Fig 9. Inflammatory infiltration in the cerebellum of SAFV-3-inoculated young BALB/c mice.

BALB/c mice were inoculated intracerebrally with 10⁴ CCID₅₀ (cell culture infectious dose) of the aseptic meningitis (AM) and upper respiratory (UR) strains of Saffold virus type 3 (SAFV-3). Hematoxylin and eosin (H&E) staining. Bar, 100 μm (upper panels) and 20 μm (lower panels). Histopathological findings in the cerebellum on Day 8 p.i. Inflammatory cells were observed in the cerebellar cortex (arrows, low magnification) and meninges (asterisk) of AM-inoculated mice (left panels), but not in those of UR-inoculated mice (right panels). Mononuclear cells and rod-shaped cells (arrows, high magnification) were observed in the cortex and meninges of AM-inoculated, but not UR-inoculated, mice (lower panels). Purkinje cells were present in the lesion. The figure shows representative data from two experiments with similar results. Original magnification: upper panels, 200×, and lower panels, 1,000×.

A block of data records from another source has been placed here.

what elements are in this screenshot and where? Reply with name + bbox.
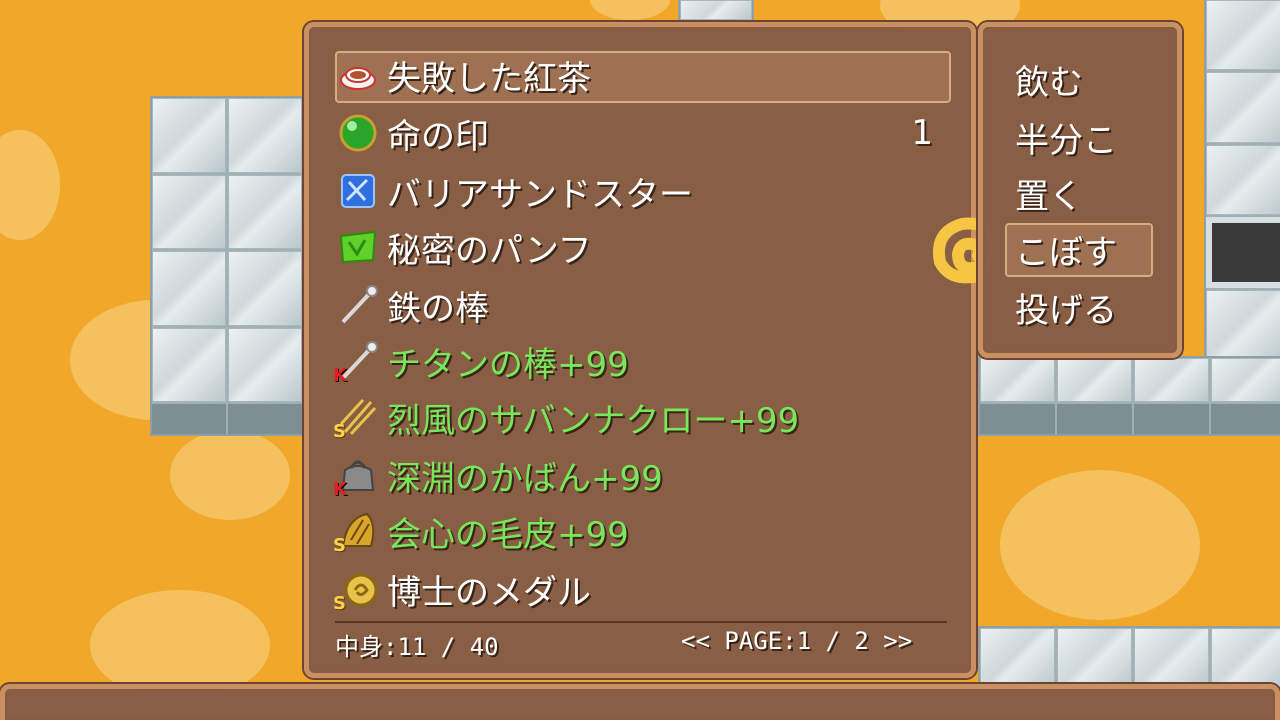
item-row[interactable]: S 会心の毛皮+99	[333, 505, 947, 557]
item-row[interactable]: 秘密のパンフ	[337, 221, 947, 273]
item-row[interactable]: K チタンの棒+99	[333, 335, 947, 387]
item-name: バリアサンドスター	[387, 174, 693, 215]
bag-icon: K	[333, 454, 379, 500]
item-name: チタンの棒+99	[387, 344, 629, 385]
item-row[interactable]: S 博士のメダル	[333, 563, 947, 615]
item-name: 命の印	[387, 116, 489, 157]
command-throw[interactable]: 投げる	[1015, 283, 1117, 332]
background-swirl	[1000, 470, 1200, 620]
item-row[interactable]: 命の印 1	[337, 107, 947, 159]
item-badge: K	[333, 479, 347, 500]
item-badge: S	[333, 593, 346, 614]
background-swirl	[0, 130, 60, 240]
item-name: 博士のメダル	[387, 572, 591, 613]
item-name: 秘密のパンフ	[387, 230, 592, 271]
item-name: 会心の毛皮+99	[387, 514, 629, 555]
item-row[interactable]: 鉄の棒	[337, 279, 947, 331]
green-orb-icon	[337, 112, 379, 154]
item-window: 失敗した紅茶 命の印 1 バリアサンドスター 秘密のパンフ 鉄の棒 K チタンの…	[304, 22, 976, 678]
background-swirl	[590, 0, 670, 20]
fur-icon: S	[333, 510, 379, 556]
item-badge: S	[333, 535, 346, 556]
command-window: 飲む 半分こ 置く こぼす 投げる	[978, 22, 1182, 358]
item-row[interactable]: バリアサンドスター	[337, 165, 947, 217]
command-drink[interactable]: 飲む	[1015, 55, 1083, 104]
item-row[interactable]: 失敗した紅茶	[337, 49, 947, 101]
item-name: 鉄の棒	[387, 288, 489, 329]
map-tiles-right	[1204, 0, 1280, 362]
item-name: 失敗した紅茶	[387, 58, 591, 99]
item-row[interactable]: K 深淵のかばん+99	[333, 449, 947, 501]
message-window	[0, 684, 1280, 720]
item-name: 深淵のかばん+99	[387, 458, 663, 499]
item-badge: S	[333, 421, 346, 442]
item-count: 1	[911, 113, 933, 153]
map-tiles-left	[150, 96, 304, 436]
claw-icon: S	[333, 396, 379, 442]
footer-divider	[335, 621, 947, 623]
background-swirl	[170, 430, 290, 520]
medal-icon: S	[333, 568, 379, 614]
titanium-rod-icon: K	[333, 340, 379, 386]
blue-crystal-icon	[337, 170, 379, 212]
contents-count: 中身:11 / 40	[335, 633, 499, 661]
map-tiles-top	[678, 0, 754, 22]
command-place[interactable]: 置く	[1015, 169, 1083, 218]
command-spill[interactable]: こぼす	[1015, 225, 1117, 274]
map-tiles-right-ledge	[978, 356, 1280, 436]
item-badge: K	[333, 365, 347, 386]
green-pamphlet-icon	[337, 226, 379, 268]
item-name: 烈風のサバンナクロー+99	[387, 400, 800, 441]
teacup-icon	[337, 54, 379, 96]
item-row[interactable]: S 烈風のサバンナクロー+99	[333, 391, 947, 443]
page-indicator[interactable]: << PAGE:1 / 2 >>	[681, 627, 912, 655]
iron-rod-icon	[337, 284, 379, 326]
command-share-half[interactable]: 半分こ	[1015, 113, 1117, 162]
map-tiles-bottom	[978, 626, 1280, 690]
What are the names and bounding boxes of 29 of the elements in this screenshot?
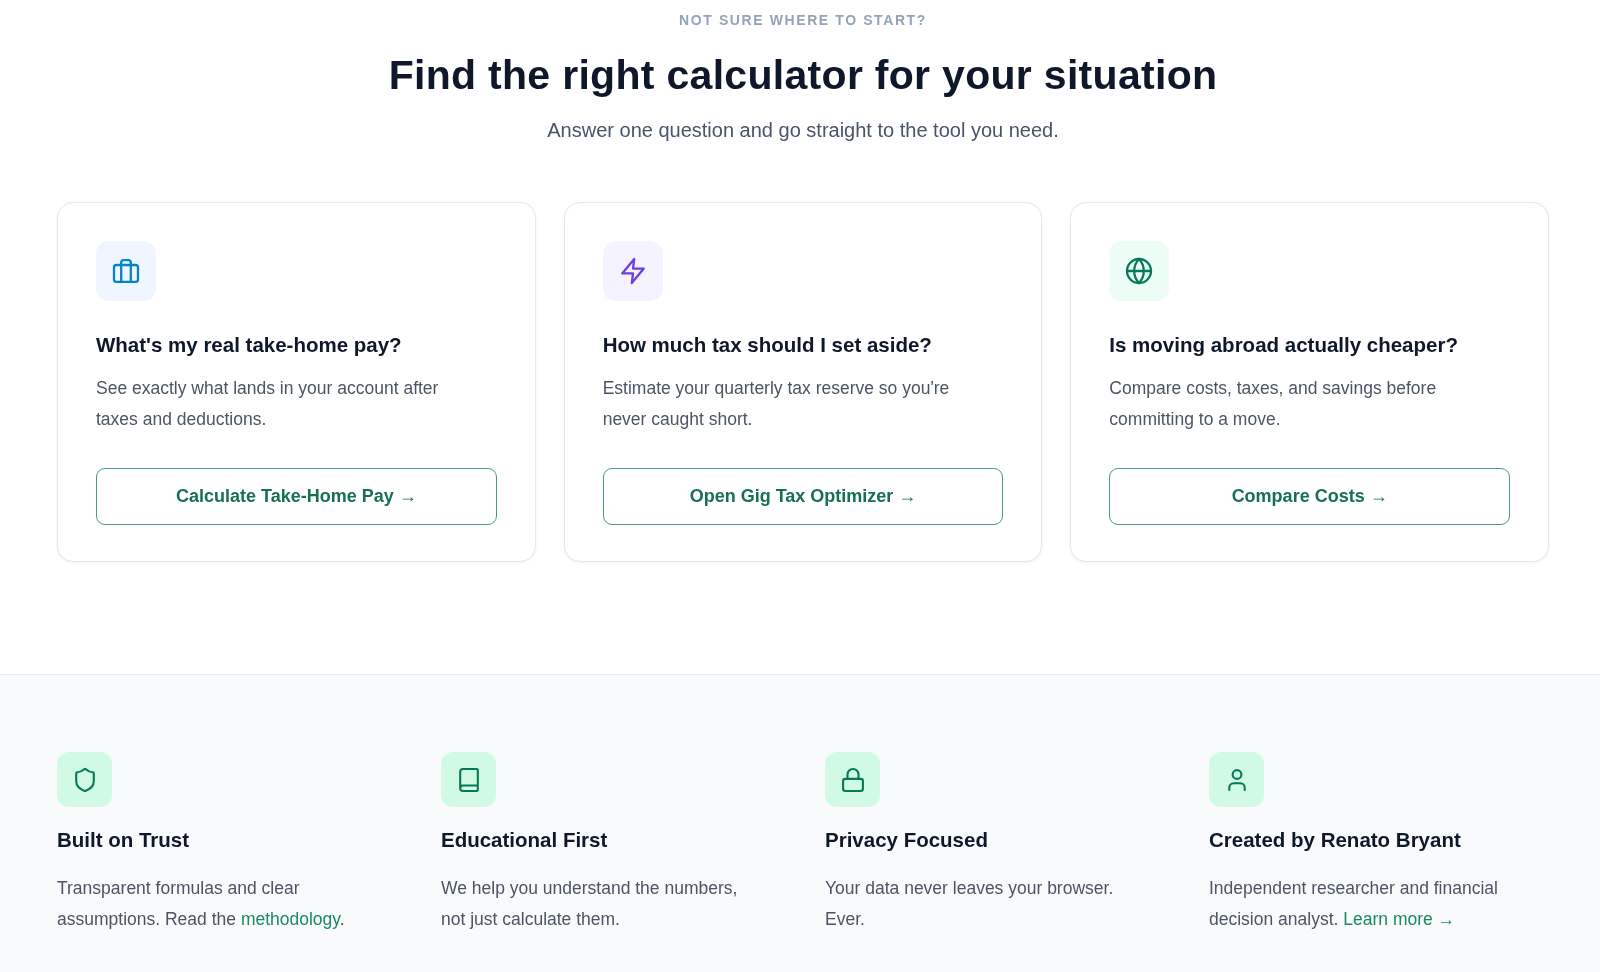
card-description: See exactly what lands in your account after taxes and deductions. xyxy=(96,377,440,431)
section-subtitle: Answer one question and go straight to the tool you need. xyxy=(547,118,1059,143)
eyebrow-label: NOT SURE WHERE TO START? xyxy=(679,11,927,30)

Fig 10. Titers of neutralizing antibodies against SAFV-3 in sera from young BALB/c mice.

On Day 21 post-inoculation, sera were obtained from mice inoculated intracerebrally (ic), intraperitoneally (ip), intravenously (iv), orally (po), or intranasally (in) with the aseptic meningitis (AM) or upper respiratory (UR) strains of SAFV-3 (n = 4 or 6 mice per group). All mice inoculated with the UR strain, but not those inoculated with the AM strain, via the oral or intranasal routes, generated neutralizing antibodies.